Etwa zwei Dutzend Ampeln sind es auf der Umweltspur für Radfahrer zwischen Siegen und Geisweid. Mit Glück erwischt man die meisten bei Grün – oder man muss immer wieder stoppen und warten. „Die Anlagen sind aufeinander abgestimmt“, sagt Larena Kühnel, Arbeitsgruppe Straßen- und Verkehrsplanung – ob es klappt, hänge vom Zeitpunkt ab, wann man auf den jeweiligen Abschnitt einfährt. Wobei es sich nicht um eine richtige grüne Welle handle: Denn gleichzeitig ließen sich die Ampel nicht für Auto (50 km/h) und Fahrrad/Bus (25 bzw 30 km/h) schalten, „wir müssen auch den Autoverkehr gut abwickeln.“ Wenn hier nachgesteuert werde, betont Abteilungsleiter Hinkel, brauche man verlässliche Daten, wie viele Fahrzeuge auf der Route unterwegs sind. Nach wie vor sei das Ziel, dass mehr Autos die HTS nutzen, aber das Projekt brauche auch eine gewisse Akzeptanz. Auf längere Sicht gesehen werde man aber die Geschwindigkeiten noch auf ein verträglicheres Maß einstellen. Für den Herbst ist eine erneute Verkehrszählung geplant, dann wisse man mehr.

Umweltspur Siegen
Unter der HTS in Weidenau/Geisweid fährt der Radverkehr ein Stück über den Gehweg und mündet dann im Fuß- und Radweg. Auch das ist bislang nicht eindeutig gekennzeichnet. © WP | Hendrik Schulz

Knifflig für einen optimierten Verkehrsfluss sei auch, dass die Verkehrsbelastung entlang der Route sehr stark schwankt – in Weidenau sei die Lage ganz anders als in Siegen. Hinkel weist nochmals darauf hin, dass die Umweltspur auch nicht als Ersatz für einen Radweg auf der gesamten Strecke gedacht sei, sondern als zusätzliches Kurzstrecken-Angebot: Nicht, um die ganze Strecke von Geisweid nach Siegen zu pendeln, sondern eher um für eine Erledigung mal eben aus Geisweid nach Weidenau zu kommen – eine Fahrt, die mit dem Rad mindestens genauso gut erledigt werden könne wie mit dem Auto.
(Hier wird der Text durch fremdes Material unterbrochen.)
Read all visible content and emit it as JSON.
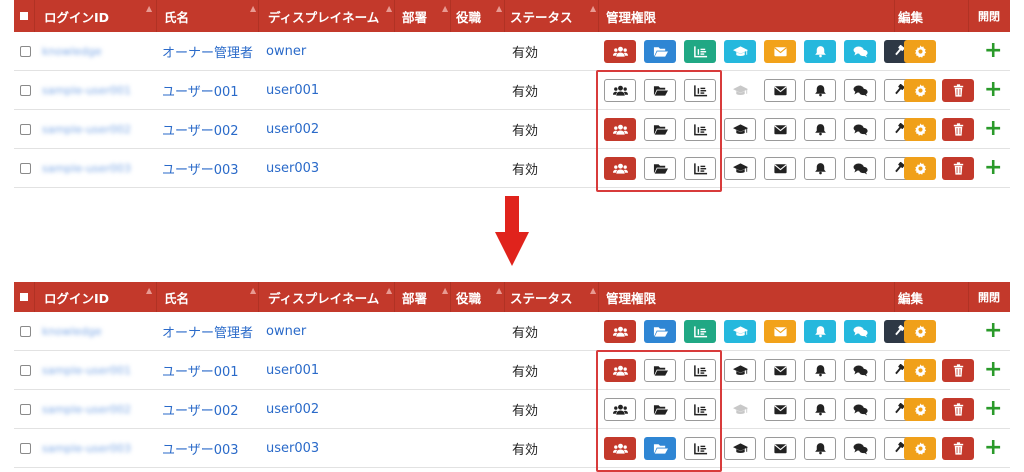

Umweltspur Siegen: Beschilderung fehlt - nicht immer ist klar, wo es langgeht

Außer ein paar weißen Strichen seien die Markierungsarbeiten so gut wie abgeschlossen. Schilder und Hinweistafeln hingegen fehlen noch in größeren Umfang, insbesondere für Fahrradfahrer. Schwerpunktmäßig im Bereich Innenstadt; dort, wo die Hauptachse Sand- und Hagener Straße umfahren wird. „Offiziell“ beginnt die Umweltspur am Kölner Tor, dann zweigt sie für Fahrradfahrer sofort in die Friedrichstraße ab – das steht aber nirgends. Über die Emilienstraße geht‘s zurück auf die Hauptachse. Steht auch nirgends. Hinterm Kaisergarten ist vor der Eisenbahnbrücke plötzlich erneut Schluss mit Umweltspur: Autos dürfen wieder beide Fahrspuren der Weidenauer Straße befahren. Fahrradfahrer werden über den „Schlenker“ Gießerei- und Samuel-Frank-Straße geführt, aber wie an den anderen Stellen auch steht da nur das Schild „Fahrrad und Linienverkehr frei – Ende“. Wer das nicht weiß, ist zumindest irritiert – wobei Fahrräder auf der Autostraße weiterhin keineswegs verboten sind. Ähnlich an der Grenze Weidenau/Geisweid unter der HTS: Dort führt die Umweltspur kurz über den Bürgersteig, dann geht es für Radfahrer auf dem Fußweg unter der Schnellstraße weiter. Explizit drauf hingewiesen wird noch nicht.

Umweltspur Siegen
Zurück genauso: Wie kommt man vom Fuß- und Radweg unter der HTS wieder auf die Umweltspur Weidenauer Straße Richtung Siegen, wenn das nirgends steht? © WP | Hendrik Schulz

In Gegenrichtung funktioniert es ab dem Start noch: Auf der Geisweider Straße weist vor der Ampel am Rewe ein Schild auf die Routenführung hin; unter der HTS beginnt die Umweltspur dann im Abstand von einigen Metern – aber wieder steht es nirgends. In Siegen soll der Radverkehr über die Charlotte-Peter-Straße (beim Fitnessstudio) und Sieghütter Hauptweg zurück auf die Sandstraße geführt werden – ein Hinweis, dass die Umweltspur endet, ist hier ebenso wenig vorhanden wie am Abzweig über die kleine Brücke zu „Am Siegsteg“, von wo es zum Fuß- und Radweg Heeserstraße geht. Nur, Sie ahnen es, es steht auch hier nicht. Hier soll auch noch die Ampel umgebaut werden – aber erst nächstes Jahr.

Umweltspur Siegen
Da freut man sich als Radfahrer: Hinweisschild vor einer knifflige Stelle wie hier an der Geisweider Straße. © WP | Hendrik Schulz

„Es wäre auch komisch, wenn wir mehr im Stau stehen würden.“

Stephan Boch
Sprecher VWS

Diese Rückmeldungen habe die Abteilung auch erhalten, bestätigt Benjamin Hinkel, „es sei nicht immer eindeutig, wo es lang geht“. Hoffentlich im Lauf des Jahres würden entsprechende Schilder und Pfeile angebracht – „es hängt auch davon ab, ob wir ein Unternehmen bekommen“, in der Region gibt es keine. Für Markierung und Beschilderung seien zwei unterschiedliche Firmen zuständig, „und die Markierer waren deutlich schneller“.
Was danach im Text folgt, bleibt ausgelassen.